On the phone is the Chief of Control. It appears that the evil organization KAOS are up to their usual tricks and the Chief wants to brief Smart for the new mission. Control has a rotation policy when assigning agents to missions, and unfortunately, it is Smart’s turn once again. Max rushes to headquarters.
During the briefing it is explained that Professor Hugo Dante (Vito Scotti) has been kidnapped by KAOS. Along with the Professor they have taken his latest invention called the ‘Inthermo’ – yes, it is Dante’s Inthermo – groan! The Inthermo is a laser weapon that can convert heat into immense destructive power. Control know that KAOS is being the kidnapping because, Mr. Big (Michael Dunn) has radioed in a ransom demand for one hundred million dollars.
Smart is assigned to find and destroy KAOS and Mr. Big, and then find the Professor and return the Inthermo. To assist him on his mission, he is to be teamed up with a new partner, Agent 99, who is to meet him at the airport.
There is not too much point outlining much of the plot as each episode only runs for half an hour (even less if you count the time set aside for adverts). Mr. Big is a fine introduction to the Get Smart series. Some of the bumbling that would become inherent in later episodes in the series is slightly missing in this pilot episode. There is a fight scene towards the end of the show, where Smart actually looks like a competent agent and handles himself admirably.

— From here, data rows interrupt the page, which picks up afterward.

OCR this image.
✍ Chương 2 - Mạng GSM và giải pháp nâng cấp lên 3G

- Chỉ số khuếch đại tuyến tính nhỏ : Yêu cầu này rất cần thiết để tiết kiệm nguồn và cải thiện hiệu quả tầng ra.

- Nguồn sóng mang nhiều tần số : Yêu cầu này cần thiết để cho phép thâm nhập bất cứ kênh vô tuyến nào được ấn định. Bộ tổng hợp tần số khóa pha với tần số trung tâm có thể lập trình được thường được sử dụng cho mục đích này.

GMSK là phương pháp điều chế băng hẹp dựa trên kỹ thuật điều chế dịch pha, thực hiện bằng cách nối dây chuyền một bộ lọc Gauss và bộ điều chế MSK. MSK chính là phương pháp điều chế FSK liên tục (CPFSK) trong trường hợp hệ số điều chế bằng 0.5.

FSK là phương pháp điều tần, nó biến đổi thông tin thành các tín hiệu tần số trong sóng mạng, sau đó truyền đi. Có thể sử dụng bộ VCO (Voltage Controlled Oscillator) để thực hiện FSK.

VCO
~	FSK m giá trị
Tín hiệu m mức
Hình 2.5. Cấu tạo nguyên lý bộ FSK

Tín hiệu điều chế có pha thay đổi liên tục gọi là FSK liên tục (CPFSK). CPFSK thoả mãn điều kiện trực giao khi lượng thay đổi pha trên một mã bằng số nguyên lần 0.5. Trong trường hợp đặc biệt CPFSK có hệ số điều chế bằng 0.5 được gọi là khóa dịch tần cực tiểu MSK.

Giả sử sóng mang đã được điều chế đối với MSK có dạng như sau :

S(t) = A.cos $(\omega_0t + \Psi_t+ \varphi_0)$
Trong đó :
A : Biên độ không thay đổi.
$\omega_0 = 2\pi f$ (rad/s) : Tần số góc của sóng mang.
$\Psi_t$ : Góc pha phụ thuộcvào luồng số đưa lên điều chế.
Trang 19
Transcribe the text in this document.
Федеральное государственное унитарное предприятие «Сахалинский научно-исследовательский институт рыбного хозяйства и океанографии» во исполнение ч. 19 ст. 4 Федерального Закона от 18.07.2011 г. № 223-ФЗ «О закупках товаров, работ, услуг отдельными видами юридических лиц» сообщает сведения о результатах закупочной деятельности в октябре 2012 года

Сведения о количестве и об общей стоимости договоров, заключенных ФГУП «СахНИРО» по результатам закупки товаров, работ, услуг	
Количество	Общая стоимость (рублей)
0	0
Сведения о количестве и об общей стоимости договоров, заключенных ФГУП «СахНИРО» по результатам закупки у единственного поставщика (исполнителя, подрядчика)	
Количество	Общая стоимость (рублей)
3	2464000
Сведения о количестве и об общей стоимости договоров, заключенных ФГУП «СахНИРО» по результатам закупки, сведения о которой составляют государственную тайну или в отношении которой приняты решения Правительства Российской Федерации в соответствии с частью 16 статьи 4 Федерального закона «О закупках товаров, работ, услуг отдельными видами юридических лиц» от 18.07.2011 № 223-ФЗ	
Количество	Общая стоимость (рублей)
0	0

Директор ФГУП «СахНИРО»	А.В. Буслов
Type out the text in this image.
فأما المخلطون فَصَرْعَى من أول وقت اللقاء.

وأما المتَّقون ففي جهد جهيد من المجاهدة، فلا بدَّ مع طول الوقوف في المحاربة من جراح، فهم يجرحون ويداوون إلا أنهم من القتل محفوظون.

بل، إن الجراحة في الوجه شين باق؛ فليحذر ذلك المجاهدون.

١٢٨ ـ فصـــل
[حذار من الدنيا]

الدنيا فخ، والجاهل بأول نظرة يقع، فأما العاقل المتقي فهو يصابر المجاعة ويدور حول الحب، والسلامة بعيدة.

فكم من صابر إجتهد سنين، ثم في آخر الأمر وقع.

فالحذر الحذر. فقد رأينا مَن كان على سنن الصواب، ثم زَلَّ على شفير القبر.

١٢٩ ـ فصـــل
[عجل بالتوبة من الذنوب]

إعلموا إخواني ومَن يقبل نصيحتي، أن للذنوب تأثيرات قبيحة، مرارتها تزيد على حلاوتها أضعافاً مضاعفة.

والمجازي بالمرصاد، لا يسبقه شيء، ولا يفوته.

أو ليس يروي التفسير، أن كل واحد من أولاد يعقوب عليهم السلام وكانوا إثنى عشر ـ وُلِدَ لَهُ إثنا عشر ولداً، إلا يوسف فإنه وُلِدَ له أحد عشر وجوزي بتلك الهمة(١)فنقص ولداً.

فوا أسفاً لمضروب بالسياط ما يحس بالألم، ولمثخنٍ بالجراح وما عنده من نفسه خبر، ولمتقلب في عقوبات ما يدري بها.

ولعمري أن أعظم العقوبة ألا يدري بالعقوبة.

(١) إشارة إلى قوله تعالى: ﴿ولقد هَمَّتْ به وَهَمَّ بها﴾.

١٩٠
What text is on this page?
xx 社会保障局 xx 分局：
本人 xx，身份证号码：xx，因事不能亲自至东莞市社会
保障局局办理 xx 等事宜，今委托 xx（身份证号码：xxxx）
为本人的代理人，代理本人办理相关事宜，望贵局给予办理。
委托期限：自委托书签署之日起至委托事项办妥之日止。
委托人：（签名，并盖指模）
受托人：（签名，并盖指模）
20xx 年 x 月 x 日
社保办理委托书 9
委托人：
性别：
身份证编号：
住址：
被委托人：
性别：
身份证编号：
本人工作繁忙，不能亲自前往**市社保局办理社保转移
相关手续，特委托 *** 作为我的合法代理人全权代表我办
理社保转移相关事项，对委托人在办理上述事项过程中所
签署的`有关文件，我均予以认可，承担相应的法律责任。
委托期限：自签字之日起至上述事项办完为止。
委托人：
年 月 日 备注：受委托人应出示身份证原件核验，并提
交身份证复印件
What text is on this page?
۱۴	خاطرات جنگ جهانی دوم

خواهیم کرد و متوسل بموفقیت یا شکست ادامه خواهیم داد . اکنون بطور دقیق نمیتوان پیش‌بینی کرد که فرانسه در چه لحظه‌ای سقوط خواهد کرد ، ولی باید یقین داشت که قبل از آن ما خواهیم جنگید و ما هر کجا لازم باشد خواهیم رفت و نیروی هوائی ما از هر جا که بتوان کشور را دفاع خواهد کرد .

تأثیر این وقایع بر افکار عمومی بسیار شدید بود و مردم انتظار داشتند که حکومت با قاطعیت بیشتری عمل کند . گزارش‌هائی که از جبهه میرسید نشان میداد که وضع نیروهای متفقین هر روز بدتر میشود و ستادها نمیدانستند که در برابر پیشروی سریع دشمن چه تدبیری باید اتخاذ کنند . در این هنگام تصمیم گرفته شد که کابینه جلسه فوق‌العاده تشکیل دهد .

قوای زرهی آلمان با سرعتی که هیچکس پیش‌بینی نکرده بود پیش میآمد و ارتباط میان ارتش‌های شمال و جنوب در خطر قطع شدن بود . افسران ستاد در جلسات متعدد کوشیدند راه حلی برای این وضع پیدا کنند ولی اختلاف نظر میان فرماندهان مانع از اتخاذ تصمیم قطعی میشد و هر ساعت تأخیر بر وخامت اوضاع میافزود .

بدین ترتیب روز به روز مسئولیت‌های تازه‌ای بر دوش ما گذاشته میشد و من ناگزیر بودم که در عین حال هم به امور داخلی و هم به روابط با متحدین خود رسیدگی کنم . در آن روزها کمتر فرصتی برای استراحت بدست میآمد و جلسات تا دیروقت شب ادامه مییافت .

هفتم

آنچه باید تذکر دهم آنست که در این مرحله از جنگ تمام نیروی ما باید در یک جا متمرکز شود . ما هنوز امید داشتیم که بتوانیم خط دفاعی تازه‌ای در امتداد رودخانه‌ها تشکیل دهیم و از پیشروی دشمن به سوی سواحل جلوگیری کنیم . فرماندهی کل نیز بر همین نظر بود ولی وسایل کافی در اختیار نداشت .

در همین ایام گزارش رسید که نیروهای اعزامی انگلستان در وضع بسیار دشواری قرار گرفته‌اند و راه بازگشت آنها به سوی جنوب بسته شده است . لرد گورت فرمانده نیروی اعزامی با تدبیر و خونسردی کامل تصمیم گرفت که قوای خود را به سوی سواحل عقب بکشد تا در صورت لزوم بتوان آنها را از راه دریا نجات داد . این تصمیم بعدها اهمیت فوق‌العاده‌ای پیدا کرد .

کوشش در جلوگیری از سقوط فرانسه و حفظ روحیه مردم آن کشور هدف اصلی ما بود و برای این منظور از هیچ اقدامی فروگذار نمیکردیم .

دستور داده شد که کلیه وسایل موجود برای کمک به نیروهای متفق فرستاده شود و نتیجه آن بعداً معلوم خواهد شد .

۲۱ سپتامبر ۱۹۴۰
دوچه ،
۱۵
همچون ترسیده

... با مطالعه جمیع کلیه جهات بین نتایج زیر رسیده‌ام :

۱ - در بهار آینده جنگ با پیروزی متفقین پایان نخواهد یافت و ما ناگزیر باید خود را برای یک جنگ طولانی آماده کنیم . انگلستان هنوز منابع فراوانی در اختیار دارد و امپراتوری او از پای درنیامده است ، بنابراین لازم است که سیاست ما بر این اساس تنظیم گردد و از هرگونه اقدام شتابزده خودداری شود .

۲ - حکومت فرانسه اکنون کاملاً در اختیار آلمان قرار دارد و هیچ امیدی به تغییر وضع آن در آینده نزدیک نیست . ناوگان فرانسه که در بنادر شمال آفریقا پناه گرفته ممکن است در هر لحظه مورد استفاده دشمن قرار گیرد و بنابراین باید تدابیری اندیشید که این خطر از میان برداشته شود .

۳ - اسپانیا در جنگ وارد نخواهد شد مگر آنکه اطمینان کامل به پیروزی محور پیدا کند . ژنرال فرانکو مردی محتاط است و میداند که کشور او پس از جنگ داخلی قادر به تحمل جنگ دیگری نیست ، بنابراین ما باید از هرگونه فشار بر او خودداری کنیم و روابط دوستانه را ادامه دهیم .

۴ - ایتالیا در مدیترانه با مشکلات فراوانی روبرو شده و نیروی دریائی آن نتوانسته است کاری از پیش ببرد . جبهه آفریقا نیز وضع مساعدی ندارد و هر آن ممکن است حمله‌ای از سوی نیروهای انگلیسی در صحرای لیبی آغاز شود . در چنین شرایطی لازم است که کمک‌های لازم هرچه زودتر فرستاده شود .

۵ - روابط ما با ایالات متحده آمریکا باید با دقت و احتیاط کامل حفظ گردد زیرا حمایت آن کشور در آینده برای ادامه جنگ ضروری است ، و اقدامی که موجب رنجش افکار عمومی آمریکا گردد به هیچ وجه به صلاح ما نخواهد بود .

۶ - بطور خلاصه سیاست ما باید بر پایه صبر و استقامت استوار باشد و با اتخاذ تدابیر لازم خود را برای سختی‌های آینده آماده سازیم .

Get Smart was quality comedy television, made at a time when most shows of it’s type were family based sitcoms. Get Smart broke that formula and came up with something quite new in television entertainment. Forty years down the track, and the shows freshness may have been diminished by the countless imitators and followers, but the show was groundbreaking in it’s day and deserves to be looked upon as one of the classics of the spy genre.